You could also look at a savings plan with a life or investment company.

“Of course, there is a whole world of investments out there. These may be a better option if you’re saving for bigger long-term goals such as your retirement. Here your monthly savings will be invested in funds that invest in assets like company shares,” said Mr Rice.

“Remember, you don’t have to pick just one type of savings product, many people have both money in deposit accounts as well as stock market or other investments reflecting their different time horizons and objectives.” For people looking for short term savings, deposit accounts are great as a rainy day fund. For medium term savings then notice savings accounts and savings plans from life companies or investment managers linked to stock market returns are a good way to go.

For those looking for long term savings however, like a retirement fund or a child’s college fund, generally the best way to go is with a pension plan or investment linked to stock market returns.

Historically, over the medium to long term investing in the stock market has typically generated greater returns than leaving your money in a savings account over a similar timeframe, according to Mr Rice.

“As a rule, the longer you leave your money invested, the better.” Before deciding to save or invest your money it is important to do your homework. You have worked hard for this money so you want to put it somewhere that suits your needs.

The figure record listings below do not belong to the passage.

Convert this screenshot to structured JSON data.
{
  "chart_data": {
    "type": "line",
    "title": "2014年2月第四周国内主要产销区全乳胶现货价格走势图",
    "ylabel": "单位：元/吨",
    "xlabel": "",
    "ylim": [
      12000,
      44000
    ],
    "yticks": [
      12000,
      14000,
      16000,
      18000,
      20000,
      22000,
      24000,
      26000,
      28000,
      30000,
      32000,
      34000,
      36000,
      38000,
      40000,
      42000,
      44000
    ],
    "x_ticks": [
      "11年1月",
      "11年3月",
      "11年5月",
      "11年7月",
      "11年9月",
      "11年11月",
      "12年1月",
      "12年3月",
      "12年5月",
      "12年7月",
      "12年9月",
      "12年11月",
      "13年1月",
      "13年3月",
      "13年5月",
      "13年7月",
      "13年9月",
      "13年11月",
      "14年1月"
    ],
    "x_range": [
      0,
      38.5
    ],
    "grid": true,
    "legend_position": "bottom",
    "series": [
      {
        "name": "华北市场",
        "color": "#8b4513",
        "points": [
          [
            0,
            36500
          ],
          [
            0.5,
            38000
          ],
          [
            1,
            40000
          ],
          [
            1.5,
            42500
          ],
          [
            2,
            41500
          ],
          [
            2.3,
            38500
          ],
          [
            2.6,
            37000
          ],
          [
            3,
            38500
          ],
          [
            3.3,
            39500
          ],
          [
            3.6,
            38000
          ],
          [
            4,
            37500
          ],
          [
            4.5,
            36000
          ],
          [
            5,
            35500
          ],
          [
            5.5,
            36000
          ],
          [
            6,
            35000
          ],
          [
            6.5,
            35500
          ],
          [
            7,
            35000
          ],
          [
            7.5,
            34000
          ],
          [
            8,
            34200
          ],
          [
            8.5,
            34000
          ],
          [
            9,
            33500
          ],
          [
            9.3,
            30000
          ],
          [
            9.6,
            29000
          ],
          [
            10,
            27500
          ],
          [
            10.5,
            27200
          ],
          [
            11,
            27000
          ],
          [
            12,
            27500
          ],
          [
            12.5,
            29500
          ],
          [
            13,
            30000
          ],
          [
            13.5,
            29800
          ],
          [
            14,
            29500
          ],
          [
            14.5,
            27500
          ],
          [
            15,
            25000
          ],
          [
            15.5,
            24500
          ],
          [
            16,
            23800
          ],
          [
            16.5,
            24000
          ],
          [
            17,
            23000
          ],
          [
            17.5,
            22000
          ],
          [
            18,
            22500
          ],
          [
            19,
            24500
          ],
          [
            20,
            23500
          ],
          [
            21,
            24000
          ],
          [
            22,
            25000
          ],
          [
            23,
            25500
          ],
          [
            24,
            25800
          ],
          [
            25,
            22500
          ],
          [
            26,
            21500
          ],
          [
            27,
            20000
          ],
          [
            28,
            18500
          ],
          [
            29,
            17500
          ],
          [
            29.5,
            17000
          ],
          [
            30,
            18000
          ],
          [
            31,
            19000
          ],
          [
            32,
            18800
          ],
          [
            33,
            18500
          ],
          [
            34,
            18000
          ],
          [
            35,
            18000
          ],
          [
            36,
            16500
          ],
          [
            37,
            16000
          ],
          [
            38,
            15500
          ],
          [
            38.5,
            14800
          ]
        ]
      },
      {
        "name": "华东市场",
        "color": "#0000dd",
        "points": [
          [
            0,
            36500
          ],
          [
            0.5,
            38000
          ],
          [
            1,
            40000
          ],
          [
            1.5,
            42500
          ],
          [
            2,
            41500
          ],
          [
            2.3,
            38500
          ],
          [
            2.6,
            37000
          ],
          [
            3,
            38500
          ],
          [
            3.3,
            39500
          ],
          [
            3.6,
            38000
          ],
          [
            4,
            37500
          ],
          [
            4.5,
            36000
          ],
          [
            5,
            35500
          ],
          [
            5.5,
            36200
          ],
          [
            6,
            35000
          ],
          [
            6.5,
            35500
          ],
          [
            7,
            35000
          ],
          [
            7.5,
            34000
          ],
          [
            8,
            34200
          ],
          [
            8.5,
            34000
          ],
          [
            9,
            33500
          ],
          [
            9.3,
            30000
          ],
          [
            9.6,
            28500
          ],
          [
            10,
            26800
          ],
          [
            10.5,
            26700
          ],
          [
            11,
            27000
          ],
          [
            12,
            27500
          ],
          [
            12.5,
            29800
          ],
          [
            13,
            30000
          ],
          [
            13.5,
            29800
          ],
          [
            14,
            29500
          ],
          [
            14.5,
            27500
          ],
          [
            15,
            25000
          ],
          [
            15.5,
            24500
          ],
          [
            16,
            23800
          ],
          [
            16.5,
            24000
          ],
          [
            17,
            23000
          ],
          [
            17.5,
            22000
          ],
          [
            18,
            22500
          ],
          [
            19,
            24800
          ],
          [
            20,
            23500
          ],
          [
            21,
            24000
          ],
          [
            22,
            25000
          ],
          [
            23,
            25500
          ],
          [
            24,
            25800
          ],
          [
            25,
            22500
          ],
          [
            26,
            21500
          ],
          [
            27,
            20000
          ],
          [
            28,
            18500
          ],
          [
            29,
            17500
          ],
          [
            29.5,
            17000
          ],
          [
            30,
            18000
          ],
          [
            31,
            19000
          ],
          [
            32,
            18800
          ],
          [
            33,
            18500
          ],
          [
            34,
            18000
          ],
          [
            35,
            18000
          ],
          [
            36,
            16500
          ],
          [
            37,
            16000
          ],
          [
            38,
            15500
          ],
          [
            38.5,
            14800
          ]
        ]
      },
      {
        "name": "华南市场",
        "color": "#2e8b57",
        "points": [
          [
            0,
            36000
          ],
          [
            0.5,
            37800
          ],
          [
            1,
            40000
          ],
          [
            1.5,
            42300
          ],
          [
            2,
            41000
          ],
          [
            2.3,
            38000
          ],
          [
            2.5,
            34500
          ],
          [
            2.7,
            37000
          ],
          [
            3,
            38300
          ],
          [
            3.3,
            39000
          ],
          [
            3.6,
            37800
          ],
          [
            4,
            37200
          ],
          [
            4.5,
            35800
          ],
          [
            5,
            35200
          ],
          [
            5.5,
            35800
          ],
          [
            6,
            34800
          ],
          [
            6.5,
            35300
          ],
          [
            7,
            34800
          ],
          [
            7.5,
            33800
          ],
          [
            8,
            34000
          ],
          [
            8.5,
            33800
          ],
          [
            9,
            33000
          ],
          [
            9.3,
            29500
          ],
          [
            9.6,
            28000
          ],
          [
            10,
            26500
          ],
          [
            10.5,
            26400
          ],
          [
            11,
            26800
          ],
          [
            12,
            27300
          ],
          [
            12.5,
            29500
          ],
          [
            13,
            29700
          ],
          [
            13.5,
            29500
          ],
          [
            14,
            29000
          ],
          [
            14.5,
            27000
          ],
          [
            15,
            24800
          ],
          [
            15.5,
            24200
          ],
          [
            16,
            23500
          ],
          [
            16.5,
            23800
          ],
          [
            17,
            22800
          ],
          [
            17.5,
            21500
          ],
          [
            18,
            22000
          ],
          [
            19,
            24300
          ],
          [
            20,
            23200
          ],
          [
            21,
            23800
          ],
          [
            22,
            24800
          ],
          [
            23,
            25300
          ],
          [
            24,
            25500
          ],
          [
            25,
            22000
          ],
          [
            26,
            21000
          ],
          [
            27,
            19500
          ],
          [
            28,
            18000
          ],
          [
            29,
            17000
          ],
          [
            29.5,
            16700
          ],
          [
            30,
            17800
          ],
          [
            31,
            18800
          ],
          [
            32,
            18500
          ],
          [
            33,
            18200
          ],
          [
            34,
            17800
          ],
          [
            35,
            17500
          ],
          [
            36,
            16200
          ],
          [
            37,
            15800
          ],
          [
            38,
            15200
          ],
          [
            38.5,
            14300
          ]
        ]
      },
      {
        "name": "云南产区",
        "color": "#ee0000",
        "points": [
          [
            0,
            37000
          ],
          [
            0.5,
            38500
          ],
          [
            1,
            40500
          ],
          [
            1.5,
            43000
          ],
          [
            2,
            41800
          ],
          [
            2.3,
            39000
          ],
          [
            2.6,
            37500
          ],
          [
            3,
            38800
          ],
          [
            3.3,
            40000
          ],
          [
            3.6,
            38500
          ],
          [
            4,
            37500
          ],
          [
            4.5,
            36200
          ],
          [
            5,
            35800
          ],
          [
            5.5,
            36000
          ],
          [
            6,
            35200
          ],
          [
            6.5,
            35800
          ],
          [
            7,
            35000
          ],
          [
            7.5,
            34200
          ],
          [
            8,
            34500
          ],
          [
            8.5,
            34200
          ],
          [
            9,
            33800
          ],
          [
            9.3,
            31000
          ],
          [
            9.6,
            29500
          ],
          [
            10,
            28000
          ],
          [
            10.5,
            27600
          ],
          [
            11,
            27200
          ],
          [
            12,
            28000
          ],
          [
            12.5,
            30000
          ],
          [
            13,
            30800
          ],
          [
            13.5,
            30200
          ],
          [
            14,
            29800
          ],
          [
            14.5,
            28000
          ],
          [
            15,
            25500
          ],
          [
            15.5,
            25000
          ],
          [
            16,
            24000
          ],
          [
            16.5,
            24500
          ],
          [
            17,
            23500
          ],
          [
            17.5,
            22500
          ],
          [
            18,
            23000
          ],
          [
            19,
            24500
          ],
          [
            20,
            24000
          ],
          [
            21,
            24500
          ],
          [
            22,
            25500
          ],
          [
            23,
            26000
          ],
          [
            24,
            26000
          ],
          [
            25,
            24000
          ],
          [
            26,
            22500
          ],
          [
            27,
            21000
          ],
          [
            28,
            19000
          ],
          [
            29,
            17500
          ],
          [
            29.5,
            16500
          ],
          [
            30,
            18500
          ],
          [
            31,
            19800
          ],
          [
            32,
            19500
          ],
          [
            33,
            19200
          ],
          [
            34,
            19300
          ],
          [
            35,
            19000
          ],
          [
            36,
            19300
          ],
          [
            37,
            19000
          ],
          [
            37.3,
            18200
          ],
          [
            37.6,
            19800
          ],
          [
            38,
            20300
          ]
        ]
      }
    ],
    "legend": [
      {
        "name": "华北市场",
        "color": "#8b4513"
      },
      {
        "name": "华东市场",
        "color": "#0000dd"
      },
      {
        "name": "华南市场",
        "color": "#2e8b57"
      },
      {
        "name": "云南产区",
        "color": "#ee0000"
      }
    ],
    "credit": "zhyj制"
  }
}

A deposit account will be great for keeping your money safe but your money won't make much money. With investments your money will work for you but you are certainly taking more of a risk.

“Many experts recommend using both strategies together rather than one over the other. You can segment your savings into different pots to meet different financial goals,” said Mr Rice.

It is also worth remembering too that you generally pay fees and taxes on all types of savings accounts. With deposit accounts, you pay DIRT or deposit interest retention tax of 33% on interest earned while you may pay an exit tax on any returns you make on a savings plan with a life company.